Diese dringende Mahnung an die jetzige Politik geht nicht nur von dem Werk von Thomas Piketti selbst aus, der diese Dynamik über 200 Jahre Kapitalismus erforscht hat (vgl. dazu noch einmal insbesondere ab dem Absatz „Die Senkung der Steuern auf Einkommen und Vermögen…“ in der Mitte der Seite 2 bei https://www.labournet.de/?p=113725), sondern jetzt aktuell von dem – zwar erst im Mai erscheinenden Sammelband der amerikanischen Ökonomen Heather Boushey, J. Bradford DeLong und Marshall Steinbaum „After Piketty – The Agenda of Economics and Inequality“ (Harvard University Press) (http://www.sueddeutsche.de/kultur/wirtschaftstheorie-wer-viel-hat-1.3438249 externer Link).
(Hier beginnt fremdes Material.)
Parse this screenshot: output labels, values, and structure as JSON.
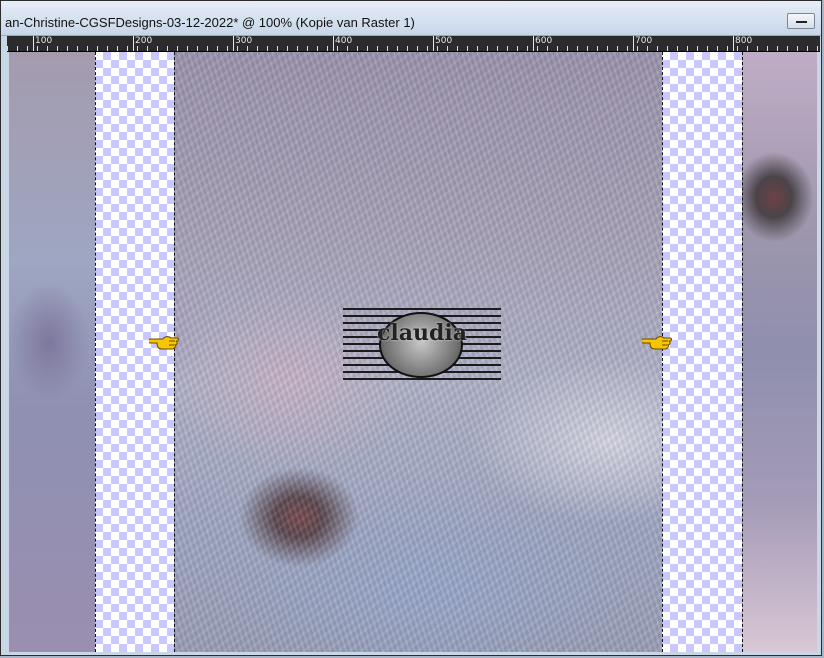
{
  "window": {
    "title": "an-Christine-CGSFDesigns-03-12-2022* @ 100% (Kopie van Raster 1)"
  },
  "ruler": {
    "labels": [
      "100",
      "200",
      "300",
      "400",
      "500",
      "600",
      "700",
      "800"
    ]
  },
  "canvas": {
    "watermark_text": "claudia",
    "icons": [
      "pointing-hand-icon",
      "pointing-hand-icon"
    ]
  },
  "colors": {
    "checker": "#c8c8ff",
    "pointer": "#f7c600"
  }
}
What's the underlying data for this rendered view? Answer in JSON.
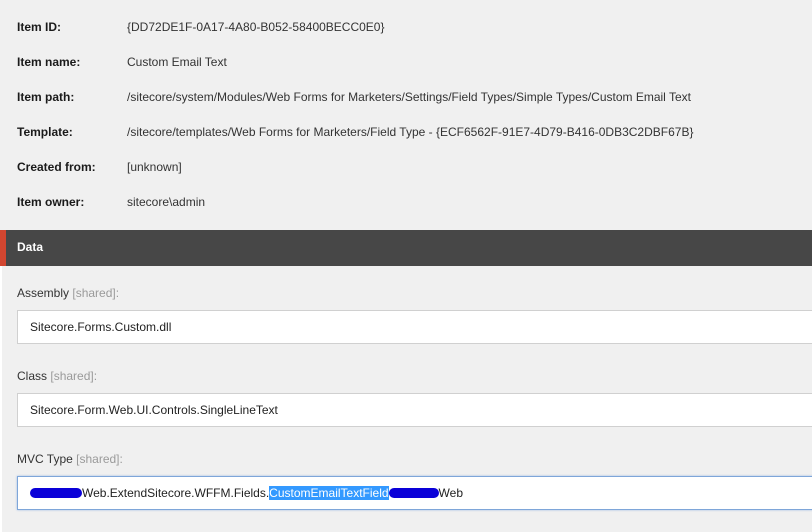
{
  "info": {
    "item_id_label": "Item ID:",
    "item_id_value": "{DD72DE1F-0A17-4A80-B052-58400BECC0E0}",
    "item_name_label": "Item name:",
    "item_name_value": "Custom Email Text",
    "item_path_label": "Item path:",
    "item_path_value": "/sitecore/system/Modules/Web Forms for Marketers/Settings/Field Types/Simple Types/Custom Email Text",
    "template_label": "Template:",
    "template_value": "/sitecore/templates/Web Forms for Marketers/Field Type - {ECF6562F-91E7-4D79-B416-0DB3C2DBF67B}",
    "created_from_label": "Created from:",
    "created_from_value": "[unknown]",
    "item_owner_label": "Item owner:",
    "item_owner_value": "sitecore\\admin"
  },
  "section": {
    "title": "Data",
    "accent_color": "#d24630",
    "bar_color": "#474747"
  },
  "fields": {
    "assembly": {
      "label": "Assembly",
      "shared": "[shared]:",
      "value": "Sitecore.Forms.Custom.dll"
    },
    "class": {
      "label": "Class",
      "shared": "[shared]:",
      "value": "Sitecore.Form.Web.UI.Controls.SingleLineText"
    },
    "mvc_type": {
      "label": "MVC Type",
      "shared": "[shared]:",
      "value_part1": "Web.ExtendSitecore.WFFM.Fields.",
      "value_selected": "CustomEmailTextField",
      "value_part2": "Web"
    }
  }
}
Und trotz seines hohen Alters von über 90 Jahren ließ es sich große Ökonom und Nobelpreisträger Robert M. Solow nicht nehmen dazu mit seinen einleitenden Bemerkungen dem jungen Kollegen Thomas Piketty einen Kranz zu flechten und zu schreiben: Er hat – wie keiner vor ihm – diese „Rich-get-richer-dynamic“ zutreffend beschrieben. Und falls man es weiter – marktgemäß – so treiben lässt, befürchtet Solow Schlimmes: „Sollte sich das Eigentum an Vermögen im Rest des 21. Jahrhunderts noch stärker konzentrieren, ist der Ausblick trostlos, es sei denn man hat eine Vorliebe für Oligarchien.“ (Solow) (http://www.sueddeutsche.de/kultur/wirtschaftstheorie-wer-viel-hat-1.3438249 externer Link)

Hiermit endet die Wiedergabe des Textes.